Le secteur privé connait très peu de perturbations, de contestations et d’arrêts de cours. Ce qui n’est pas le cas dans le secteur public où la contestation est facile et les arrêts des cours tout à fait courants et fréquents. Il n’y qu’à voir cet année ce qui s’est passé à l’Institut des Sciences Humaines de Tunis où les examens, pour des milliers d’étudiants, ont dû être suspendus et reportés de nombreuses fois à cause d’un conflit personnel entre le directeur et une étudiante représentante de l’UGET au sein de l’établissement.
Repenser la gouvernance de l’enseignement supérieur
Compte tenu des changements technologiques, de la révolution du numérique et des mutations socio-économiques que connait notre pays, il est nécessaire de repenser tout l’enseignement supérieur dans son ensemble avec ses deux volets public et privé. L’enseignement supérieur privé ne doit plus être marginalisé et considéré comme un secteur inférieur ou secondaire mais plutôt comme partenaire et complémentaire au secteur public.
Comme pour tous les secteurs économiques, l’administration doit être un moteur de la croissance et de la création des richesses. Son rôle n’est pas de bloquer et de freiner les initiatives ou innovations mais au contraire, elle doit les provoquer, les motiver et les promouvoir. L’administration doit évoluer avec les changements et s’adapter. Elle doit profiter de la vague de la digitalisation pour simplifier les procédures et faciliter les services à distance, en ligne.
Plutôt que de jouer le policier maniaque, qui voit avec méfiance tout ce qui émane du secteur privé et cherche la petite bête, le MESRS doit s’investir dans l’encadrement et la promotion des EESPri qui rendent des services importants aussi bien aux étudiants qu’à tout le pays. Il doit œuvrer pour l’épanouissement du secteur et faciliter l’accueil des étudiants étrangers qui feront le rayonnement et la réputation de notre pays. Ces étrangers dont les effectifs ne cessent de diminuer en raison de l’instabilité politique du pays, des contraintes administratives dissuasives et compliquées. Il doit accompagner tous les établissements du supérieur dans une démarche qualité afin d’atteindre les standards internationaux acceptables.
Dans le cas présent
Il faut revoir l’ensemble des textes qui régissent l’enseignement supérieur privé, les actualiser et les mettre à niveau compte tenu des avancées technologiques et numériques actuelles et très probables à court terme.
Il faut penser à l’unicité du système de l’enseignement supérieur et abolir la ségrégation entre public et privé soulevés précédemment dans les documents officiels et d’identité.
Il serait plus raisonnable et plus cohérent de reconnaitre directement les diplômes des sortants des établissements reconnus par le MESRS et limiter les demandes d’équivalence uniquement pour ceux des établissements non reconnus.
En Tunisie, on se plait à garder nos vieilles méthodes et nos vieilles habitudes.
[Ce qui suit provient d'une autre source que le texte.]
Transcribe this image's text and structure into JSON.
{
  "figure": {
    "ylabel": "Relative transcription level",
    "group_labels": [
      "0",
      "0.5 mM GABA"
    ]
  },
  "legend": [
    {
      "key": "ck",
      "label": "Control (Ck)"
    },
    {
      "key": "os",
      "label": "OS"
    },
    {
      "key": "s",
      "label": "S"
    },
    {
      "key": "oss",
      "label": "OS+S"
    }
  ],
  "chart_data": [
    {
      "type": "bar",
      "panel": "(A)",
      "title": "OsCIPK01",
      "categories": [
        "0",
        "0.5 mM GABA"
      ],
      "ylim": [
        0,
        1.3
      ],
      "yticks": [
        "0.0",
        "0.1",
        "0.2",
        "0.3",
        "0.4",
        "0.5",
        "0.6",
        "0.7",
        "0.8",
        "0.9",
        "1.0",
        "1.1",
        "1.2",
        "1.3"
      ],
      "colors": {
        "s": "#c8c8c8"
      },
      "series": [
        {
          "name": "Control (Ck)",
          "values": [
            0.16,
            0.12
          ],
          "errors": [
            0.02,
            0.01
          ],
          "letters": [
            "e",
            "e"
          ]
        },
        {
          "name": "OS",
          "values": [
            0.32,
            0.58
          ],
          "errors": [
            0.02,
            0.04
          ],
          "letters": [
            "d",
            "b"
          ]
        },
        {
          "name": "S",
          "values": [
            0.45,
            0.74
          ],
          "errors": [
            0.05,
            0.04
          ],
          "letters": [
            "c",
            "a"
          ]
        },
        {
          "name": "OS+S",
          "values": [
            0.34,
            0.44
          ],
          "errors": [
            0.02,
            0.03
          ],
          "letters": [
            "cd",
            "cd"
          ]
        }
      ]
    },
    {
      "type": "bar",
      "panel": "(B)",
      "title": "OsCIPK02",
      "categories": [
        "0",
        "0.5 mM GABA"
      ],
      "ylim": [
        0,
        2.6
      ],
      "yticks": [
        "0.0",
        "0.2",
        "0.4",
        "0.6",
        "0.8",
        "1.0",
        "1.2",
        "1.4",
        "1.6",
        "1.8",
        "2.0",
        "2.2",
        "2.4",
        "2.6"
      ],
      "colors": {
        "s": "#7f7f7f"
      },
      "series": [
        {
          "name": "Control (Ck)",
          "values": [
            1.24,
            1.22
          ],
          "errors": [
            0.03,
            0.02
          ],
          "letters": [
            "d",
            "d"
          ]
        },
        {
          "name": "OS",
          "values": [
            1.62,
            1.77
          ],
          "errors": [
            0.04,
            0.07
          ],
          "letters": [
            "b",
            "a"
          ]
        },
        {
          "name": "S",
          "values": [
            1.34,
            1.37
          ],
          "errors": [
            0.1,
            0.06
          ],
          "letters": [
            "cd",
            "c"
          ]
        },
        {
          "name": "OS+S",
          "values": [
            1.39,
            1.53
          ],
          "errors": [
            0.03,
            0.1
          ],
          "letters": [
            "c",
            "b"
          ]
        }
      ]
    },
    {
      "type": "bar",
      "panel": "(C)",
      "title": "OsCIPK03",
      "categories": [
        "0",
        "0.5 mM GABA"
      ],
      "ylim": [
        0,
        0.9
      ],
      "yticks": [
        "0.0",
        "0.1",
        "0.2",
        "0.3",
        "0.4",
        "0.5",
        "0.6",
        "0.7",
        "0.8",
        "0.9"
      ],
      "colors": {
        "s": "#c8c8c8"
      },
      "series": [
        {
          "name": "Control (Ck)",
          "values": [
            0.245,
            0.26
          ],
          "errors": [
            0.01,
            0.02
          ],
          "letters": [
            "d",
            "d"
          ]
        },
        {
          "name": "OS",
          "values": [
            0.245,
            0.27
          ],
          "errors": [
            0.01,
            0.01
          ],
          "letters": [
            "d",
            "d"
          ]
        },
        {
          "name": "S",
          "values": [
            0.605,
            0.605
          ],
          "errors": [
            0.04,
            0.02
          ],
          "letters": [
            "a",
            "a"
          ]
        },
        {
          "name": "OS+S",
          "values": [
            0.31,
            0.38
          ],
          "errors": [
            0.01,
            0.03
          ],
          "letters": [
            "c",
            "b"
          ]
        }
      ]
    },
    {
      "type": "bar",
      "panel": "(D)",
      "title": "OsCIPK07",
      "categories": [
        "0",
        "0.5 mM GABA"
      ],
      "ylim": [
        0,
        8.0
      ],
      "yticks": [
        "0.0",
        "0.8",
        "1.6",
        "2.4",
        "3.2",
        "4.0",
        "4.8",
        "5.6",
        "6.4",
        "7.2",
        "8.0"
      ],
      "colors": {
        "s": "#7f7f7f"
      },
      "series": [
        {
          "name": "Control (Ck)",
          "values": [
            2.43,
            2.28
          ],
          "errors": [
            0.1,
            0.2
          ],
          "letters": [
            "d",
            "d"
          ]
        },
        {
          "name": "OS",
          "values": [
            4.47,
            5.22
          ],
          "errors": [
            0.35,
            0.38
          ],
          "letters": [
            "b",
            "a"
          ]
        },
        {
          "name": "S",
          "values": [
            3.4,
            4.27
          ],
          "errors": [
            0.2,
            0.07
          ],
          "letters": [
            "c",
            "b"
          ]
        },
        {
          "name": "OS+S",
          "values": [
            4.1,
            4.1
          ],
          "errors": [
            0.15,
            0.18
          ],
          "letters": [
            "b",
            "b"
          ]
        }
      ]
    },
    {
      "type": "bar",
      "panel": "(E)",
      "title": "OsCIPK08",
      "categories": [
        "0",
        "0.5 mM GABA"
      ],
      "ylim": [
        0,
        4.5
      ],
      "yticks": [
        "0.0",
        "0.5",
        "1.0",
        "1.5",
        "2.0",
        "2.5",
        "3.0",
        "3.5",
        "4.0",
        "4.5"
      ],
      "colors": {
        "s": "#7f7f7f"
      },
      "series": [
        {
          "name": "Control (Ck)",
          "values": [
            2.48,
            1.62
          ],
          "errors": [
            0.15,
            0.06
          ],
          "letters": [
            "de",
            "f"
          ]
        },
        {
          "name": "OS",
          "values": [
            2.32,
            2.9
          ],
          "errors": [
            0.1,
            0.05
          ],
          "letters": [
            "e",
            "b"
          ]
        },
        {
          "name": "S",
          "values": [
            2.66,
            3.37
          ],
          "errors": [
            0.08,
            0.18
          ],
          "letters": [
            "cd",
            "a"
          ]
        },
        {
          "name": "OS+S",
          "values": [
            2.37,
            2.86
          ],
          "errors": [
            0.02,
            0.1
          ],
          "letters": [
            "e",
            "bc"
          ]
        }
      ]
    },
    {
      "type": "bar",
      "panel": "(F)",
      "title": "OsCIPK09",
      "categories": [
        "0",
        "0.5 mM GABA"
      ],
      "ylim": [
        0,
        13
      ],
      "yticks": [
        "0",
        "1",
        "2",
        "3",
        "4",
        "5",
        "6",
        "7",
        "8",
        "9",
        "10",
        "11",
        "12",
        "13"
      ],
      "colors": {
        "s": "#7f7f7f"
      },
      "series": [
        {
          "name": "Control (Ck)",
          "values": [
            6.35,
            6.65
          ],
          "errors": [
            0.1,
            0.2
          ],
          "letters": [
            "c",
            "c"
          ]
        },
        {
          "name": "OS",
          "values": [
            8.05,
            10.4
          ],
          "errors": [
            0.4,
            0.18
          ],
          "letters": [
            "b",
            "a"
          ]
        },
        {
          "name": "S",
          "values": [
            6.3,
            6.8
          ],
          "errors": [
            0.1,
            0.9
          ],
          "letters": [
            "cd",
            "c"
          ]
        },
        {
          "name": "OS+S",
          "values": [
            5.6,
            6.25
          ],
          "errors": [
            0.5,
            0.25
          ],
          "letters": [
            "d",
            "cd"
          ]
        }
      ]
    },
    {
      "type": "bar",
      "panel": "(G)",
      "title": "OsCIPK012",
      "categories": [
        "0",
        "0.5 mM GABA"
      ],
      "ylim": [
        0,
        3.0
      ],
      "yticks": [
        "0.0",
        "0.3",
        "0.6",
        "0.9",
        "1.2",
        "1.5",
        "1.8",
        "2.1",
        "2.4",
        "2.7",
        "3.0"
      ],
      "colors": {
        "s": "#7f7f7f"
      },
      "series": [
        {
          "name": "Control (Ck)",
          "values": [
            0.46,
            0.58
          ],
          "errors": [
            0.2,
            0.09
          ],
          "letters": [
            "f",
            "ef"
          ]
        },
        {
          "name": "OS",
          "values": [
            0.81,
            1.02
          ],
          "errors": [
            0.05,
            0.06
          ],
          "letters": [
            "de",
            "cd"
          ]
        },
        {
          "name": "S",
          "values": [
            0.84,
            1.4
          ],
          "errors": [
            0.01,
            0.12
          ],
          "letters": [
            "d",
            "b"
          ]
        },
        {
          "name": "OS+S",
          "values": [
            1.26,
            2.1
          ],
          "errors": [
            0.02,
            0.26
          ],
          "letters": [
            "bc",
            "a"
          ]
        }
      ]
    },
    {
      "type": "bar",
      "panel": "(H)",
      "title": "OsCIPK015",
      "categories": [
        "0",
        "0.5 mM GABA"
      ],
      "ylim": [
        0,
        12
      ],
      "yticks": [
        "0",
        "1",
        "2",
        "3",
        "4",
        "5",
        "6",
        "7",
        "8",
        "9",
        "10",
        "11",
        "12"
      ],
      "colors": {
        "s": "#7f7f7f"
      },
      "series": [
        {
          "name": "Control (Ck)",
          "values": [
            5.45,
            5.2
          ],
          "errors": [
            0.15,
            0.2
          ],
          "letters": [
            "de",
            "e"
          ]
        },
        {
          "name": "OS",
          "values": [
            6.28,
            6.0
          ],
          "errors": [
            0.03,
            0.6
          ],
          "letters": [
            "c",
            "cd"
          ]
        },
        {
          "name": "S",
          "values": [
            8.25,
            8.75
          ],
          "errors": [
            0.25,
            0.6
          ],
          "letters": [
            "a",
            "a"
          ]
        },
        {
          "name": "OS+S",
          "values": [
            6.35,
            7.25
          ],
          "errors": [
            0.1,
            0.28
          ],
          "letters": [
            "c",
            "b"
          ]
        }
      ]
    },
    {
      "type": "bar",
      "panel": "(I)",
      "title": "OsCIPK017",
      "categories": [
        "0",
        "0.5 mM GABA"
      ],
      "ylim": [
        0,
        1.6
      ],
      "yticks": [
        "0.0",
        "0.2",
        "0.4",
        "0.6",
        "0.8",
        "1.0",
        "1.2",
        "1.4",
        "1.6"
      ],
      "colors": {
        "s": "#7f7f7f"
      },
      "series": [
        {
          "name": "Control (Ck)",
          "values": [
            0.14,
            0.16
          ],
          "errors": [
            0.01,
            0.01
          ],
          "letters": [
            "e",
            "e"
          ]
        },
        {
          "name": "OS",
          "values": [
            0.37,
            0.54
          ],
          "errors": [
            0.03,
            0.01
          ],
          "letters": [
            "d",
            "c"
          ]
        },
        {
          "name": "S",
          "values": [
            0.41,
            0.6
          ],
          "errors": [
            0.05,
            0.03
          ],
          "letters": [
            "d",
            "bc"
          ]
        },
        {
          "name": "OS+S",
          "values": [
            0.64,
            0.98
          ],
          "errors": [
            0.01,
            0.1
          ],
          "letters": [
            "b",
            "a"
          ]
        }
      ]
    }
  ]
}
A l’âge du numérique, de la digitalisation et d’Internet, notre administration continue à travailler d’une façon archaïque et dépassée en utilisant encore le papier et le stylo à bille. Elle ne cesse d’exiger à outrance, pour tout service demandé par le citoyen, la copie conforme, la signature légalisée, l’extrait de naissance, la copie de la CIN… et plein d’autres paperesses, sans parler du réseau en panne et de la fameuse phrase typiquement de chez nous : « revenez demain ». Nos jeunes n’ont plus qu’une idée en tête : quitter ce pays et ses systèmes archaïques, aliénants et d’un autre âge.
Il est encore temps de se ressaisir faute de quoi, il sera trop tard et la Tunisie ne pourra plus jamais rattraper son retard.